Of course, there are untold amounts of literature, written history and poetry that have been lost to the ages.   Despite that, the Poet makes this bold prediction about his own verse. Could Shakespeare somehow had an inkling at how great his rhymes were? Did he imagine that succeeding generations would labor to reproduce these lines many countless of times, thereby insuring them against loss?   I think he believed the possibility existed. And thus he worked very hard to make his sonnets gorgeous, multifaceted and full of great truths.

The image is of Scotney Castle, much of it Elizabethan, part of it in ruins.   It’s now run by the National Trust.     

Midweek Shakespearean Quote – 12 August 2015

Kenneth Albers and Susan Shunk, The Tempest, 2011.
Kenneth Albers and Susan Shunk, The Tempest, 2011.

It’s been a beautiful summer here in Southern Wisconsin. Such delightful, gentle days bring to mind a snippet of verse from The Tempest, where the forces of Nature, including Prospero’s magical island, almost act as one of the characters. Caliban and Ariel, both preternatural creatures, are manifestations of that island, and in the opening of the final act, Ariel sings a song:

Where the bee sucks, there suck I:

In a cowslip’s bell I lie;

There I couch when owls do cry.

On the bat’s back I do fly

After summer merrily.  

Merrily, merrily shall I live now

Under the blossom that hangs on the bough.

–The Tempest, Act V, Scene i

And why shouldn’t Ariel sing? For it’s in this scene that Prospero promises Ariel her freedom after decades of servitude the Prospero the Sorcerer.  

The image comes from Southern Wisconsin’s very own American Players Theatre, with Susan Shunk as Ariel and Kenneth Albers as Propsero from the troupe’s 2011 production of The Tempest.

Sunday Sonnet – 09 August 2015

tudor rose

One of the many mysteries of Shakespeare’s personal life is how did he acquire all the vast areas of expertise needed to write about so many characters and so many avocations?
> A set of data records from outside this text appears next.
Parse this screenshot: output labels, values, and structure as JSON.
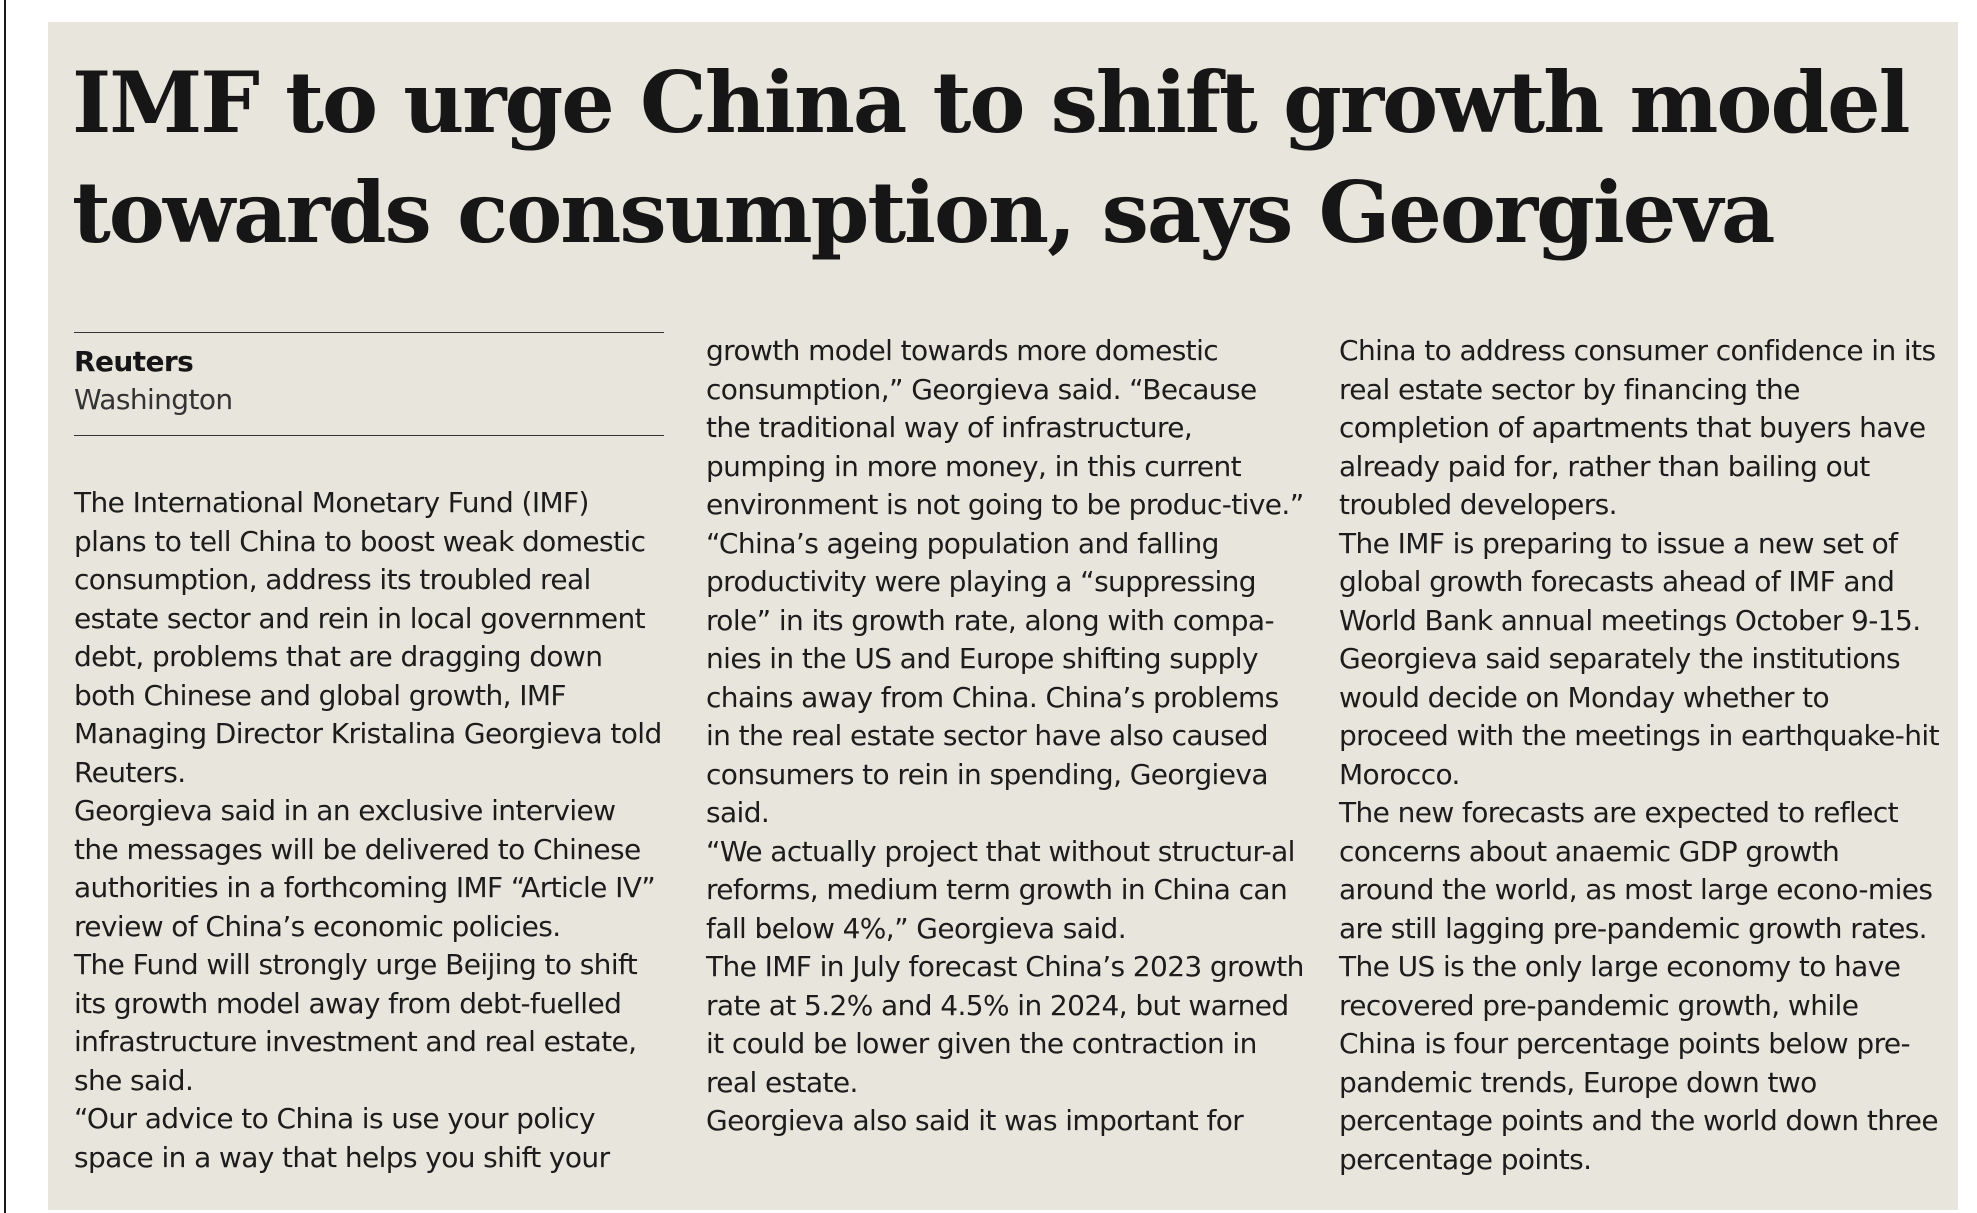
{
  "article": {
    "headline_line1": "IMF to urge China to shift growth model",
    "headline_line2": "towards consumption, says Georgieva",
    "byline": {
      "agency": "Reuters",
      "dateline": "Washington"
    },
    "columns": [
      [
        "The International Monetary Fund (IMF) plans to tell China to boost weak domestic consumption, address its troubled real estate sector and rein in local government debt, problems that are dragging down both Chinese and global growth, IMF Managing Director Kristalina Georgieva told Reuters.",
        "Georgieva said in an exclusive interview the messages will be delivered to Chinese authorities in a forthcoming IMF “Article IV” review of China’s economic policies.",
        "The Fund will strongly urge Beijing to shift its growth model away from debt-fuelled infrastructure investment and real estate, she said.",
        "“Our advice to China is use your policy space in a way that helps you shift your"
      ],
      [
        "growth model towards more domestic consumption,” Georgieva said. “Because the traditional way of infrastructure, pumping in more money, in this current environment is not going to be produc-tive.”",
        "“China’s ageing population and falling productivity were playing a “suppressing role” in its growth rate, along with compa-nies in the US and Europe shifting supply chains away from China. China’s problems in the real estate sector have also caused consumers to rein in spending, Georgieva said.",
        "“We actually project that without structur-al reforms, medium term growth in China can fall below 4%,” Georgieva said.",
        "The IMF in July forecast China’s 2023 growth rate at 5.2% and 4.5% in 2024, but warned it could be lower given the contraction in real estate.",
        "Georgieva also said it was important for"
      ],
      [
        "China to address consumer confidence in its real estate sector by financing the completion of apartments that buyers have already paid for, rather than bailing out troubled developers.",
        "The IMF is preparing to issue a new set of global growth forecasts ahead of IMF and World Bank annual meetings October 9-15.",
        "Georgieva said separately the institutions would decide on Monday whether to proceed with the meetings in earthquake-hit Morocco.",
        "The new forecasts are expected to reflect concerns about anaemic GDP growth around the world, as most large econo-mies are still lagging pre-pandemic growth rates. The US is the only large economy to have recovered pre-pandemic growth, while China is four percentage points below pre-pandemic trends, Europe down two percentage points and the world down three percentage points."
      ]
    ]
  }
}
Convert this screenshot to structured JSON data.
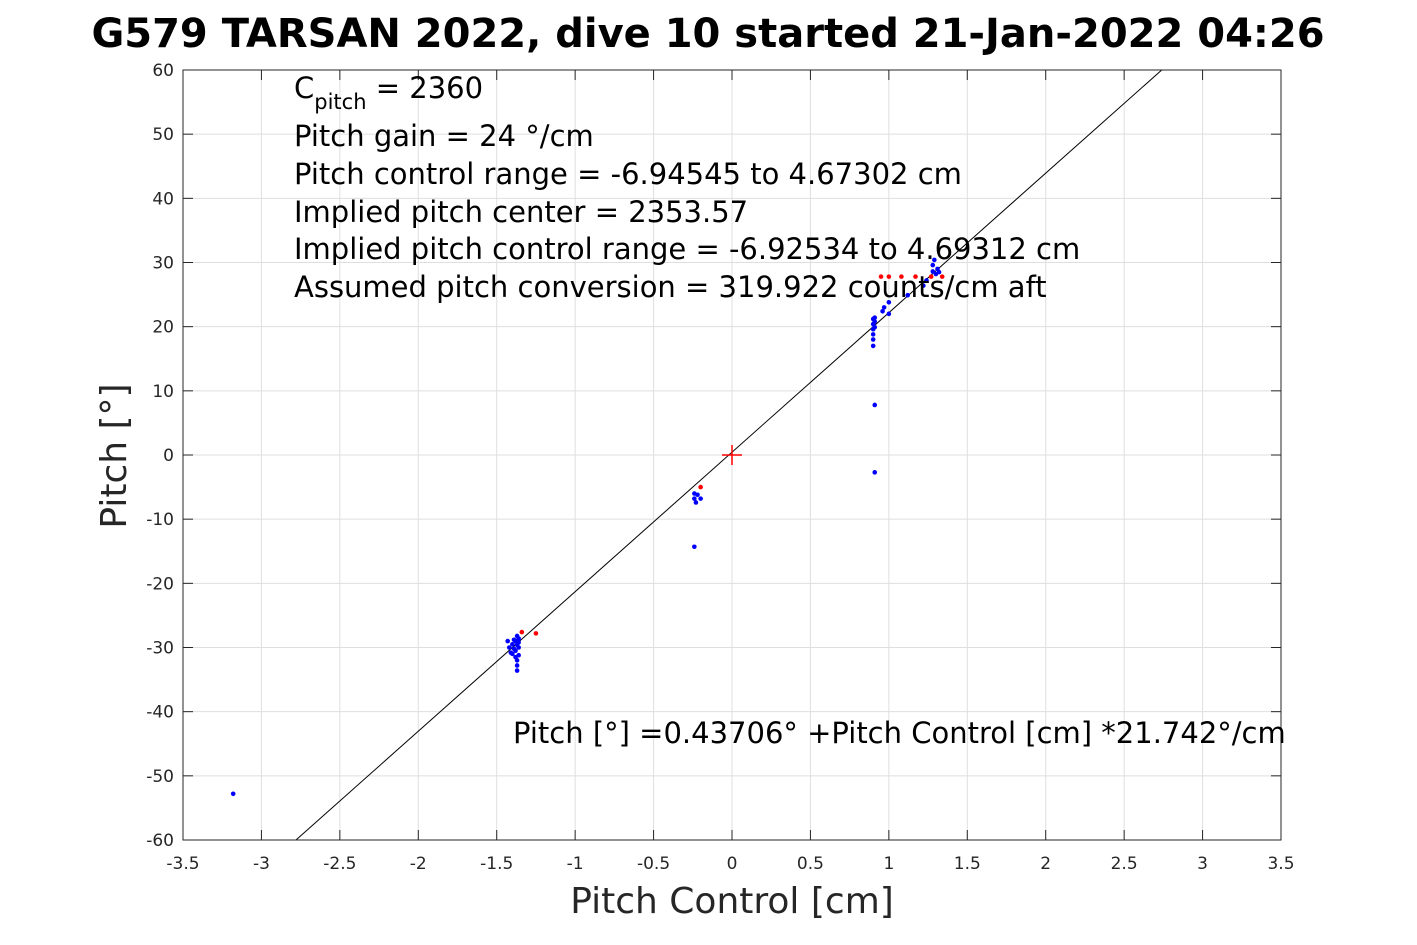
{
  "chart_data": {
    "type": "scatter",
    "title": "G579 TARSAN 2022, dive 10 started 21-Jan-2022 04:26",
    "xlabel": "Pitch Control [cm]",
    "ylabel": "Pitch [°]",
    "xlim": [
      -3.5,
      3.5
    ],
    "ylim": [
      -60,
      60
    ],
    "grid": true,
    "x_ticks": [
      "-3.5",
      "-3",
      "-2.5",
      "-2",
      "-1.5",
      "-1",
      "-0.5",
      "0",
      "0.5",
      "1",
      "1.5",
      "2",
      "2.5",
      "3",
      "3.5"
    ],
    "y_ticks": [
      "-60",
      "-50",
      "-40",
      "-30",
      "-20",
      "-10",
      "0",
      "10",
      "20",
      "30",
      "40",
      "50",
      "60"
    ],
    "annotations": {
      "c_pitch_base": "C",
      "c_pitch_sub": "pitch",
      "c_pitch_value": " = 2360",
      "lines": [
        "Pitch gain = 24 °/cm",
        "Pitch control range = -6.94545 to 4.67302 cm",
        "Implied pitch center = 2353.57",
        "Implied pitch control range = -6.92534 to 4.69312 cm",
        "Assumed pitch conversion = 319.922 counts/cm aft"
      ],
      "fit_equation": "Pitch [°] =0.43706° +Pitch Control [cm] *21.742°/cm"
    },
    "fit_line": {
      "intercept": 0.43706,
      "slope": 21.742,
      "color": "#000000"
    },
    "center_marker": {
      "x": 0,
      "y": 0,
      "color": "#ff0000"
    },
    "series": [
      {
        "color": "#0000ff",
        "points": [
          [
            -3.18,
            -52.8
          ],
          [
            -1.43,
            -29.0
          ],
          [
            -1.42,
            -30.0
          ],
          [
            -1.41,
            -30.8
          ],
          [
            -1.4,
            -29.5
          ],
          [
            -1.4,
            -31.0
          ],
          [
            -1.39,
            -28.8
          ],
          [
            -1.39,
            -30.2
          ],
          [
            -1.38,
            -29.0
          ],
          [
            -1.38,
            -31.5
          ],
          [
            -1.38,
            -30.5
          ],
          [
            -1.37,
            -28.2
          ],
          [
            -1.37,
            -29.6
          ],
          [
            -1.37,
            -32.0
          ],
          [
            -1.37,
            -32.8
          ],
          [
            -1.37,
            -33.6
          ],
          [
            -1.36,
            -30.0
          ],
          [
            -1.36,
            -28.6
          ],
          [
            -1.36,
            -31.2
          ],
          [
            -1.36,
            -29.2
          ],
          [
            -0.24,
            -6.0
          ],
          [
            -0.24,
            -6.8
          ],
          [
            -0.23,
            -7.4
          ],
          [
            -0.22,
            -6.2
          ],
          [
            -0.2,
            -6.8
          ],
          [
            -0.24,
            -14.3
          ],
          [
            0.9,
            21.2
          ],
          [
            0.9,
            20.4
          ],
          [
            0.9,
            19.6
          ],
          [
            0.9,
            18.8
          ],
          [
            0.9,
            18.0
          ],
          [
            0.9,
            17.0
          ],
          [
            0.91,
            20.8
          ],
          [
            0.91,
            19.9
          ],
          [
            0.91,
            21.4
          ],
          [
            0.91,
            7.8
          ],
          [
            0.91,
            -2.7
          ],
          [
            0.96,
            22.4
          ],
          [
            0.97,
            23.0
          ],
          [
            1.0,
            22.0
          ],
          [
            1.0,
            23.8
          ],
          [
            1.12,
            24.9
          ],
          [
            1.22,
            26.4
          ],
          [
            1.24,
            27.2
          ],
          [
            1.28,
            28.6
          ],
          [
            1.28,
            29.6
          ],
          [
            1.29,
            30.4
          ],
          [
            1.3,
            28.2
          ],
          [
            1.31,
            29.0
          ],
          [
            1.32,
            28.5
          ]
        ]
      },
      {
        "color": "#ff0000",
        "points": [
          [
            -1.34,
            -27.6
          ],
          [
            -1.25,
            -27.8
          ],
          [
            -0.2,
            -5.0
          ],
          [
            0.95,
            27.8
          ],
          [
            1.0,
            27.8
          ],
          [
            1.08,
            27.8
          ],
          [
            1.17,
            27.8
          ],
          [
            1.27,
            27.8
          ],
          [
            1.34,
            27.8
          ]
        ]
      }
    ]
  }
}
For example, his knowledge of horticulture, herbalism and botany are evident in many of his plays (think of A Midsummer Night’s Dream). We really don’t know for sure where Shakespeare learned all this–though there a bunch of ‘missing years’ from his youth.

In Sonnet 54, Shakespeare utilizes this knowledge of botany to create a complicated metaphor, where he likens the beauty in his Young Man to a rose’s beauty, which is both outer and inner. Elizabethans extracted perfume from roses. However, canker-blooms were also visually beautiful, but unlike roses, contained no lovely scent. And so here comes a life lesson: When looking for beauty in others, don’t just look for the outer beauty:

54

O, how much more doth beauty beauteous seem
By that sweet ornament which truth doth give!
The rose looks fair, but fairer we it deem
For that sweet odour which doth in it live.
The canker-blooms have full as deep a dye
As the perfumed tincture of the roses,
Hang on such thorns and play as wantonly
When summer’s breath their masked buds discloses:
But, for their virtue only is their show,
They live unwoo’d and unrespected fade,
Die to themselves. Sweet roses do not so;
Of their sweet deaths are sweetest odours made:
And so of you, beauteous and lovely youth,
When that shall fade, my verse distills your truth.

As complicated and delicate as this construction is, Shakespeare’s rose metaphor extends beyond a mere characterization of his Young Man’s beauty: Shakespeare means to liken his rose to the Art of poetry too. The inner-sweetness of the rose can only be enjoyed because perfumers distill it; likewise does the Poet distill his Young Man’s beauty into the lines of this sonnet. Already, it’s lasted for over four hundred years.

The image is of the Tudor Rose, one of Queen Elizabeth’s royal symbols, for she was of the House of Tudor.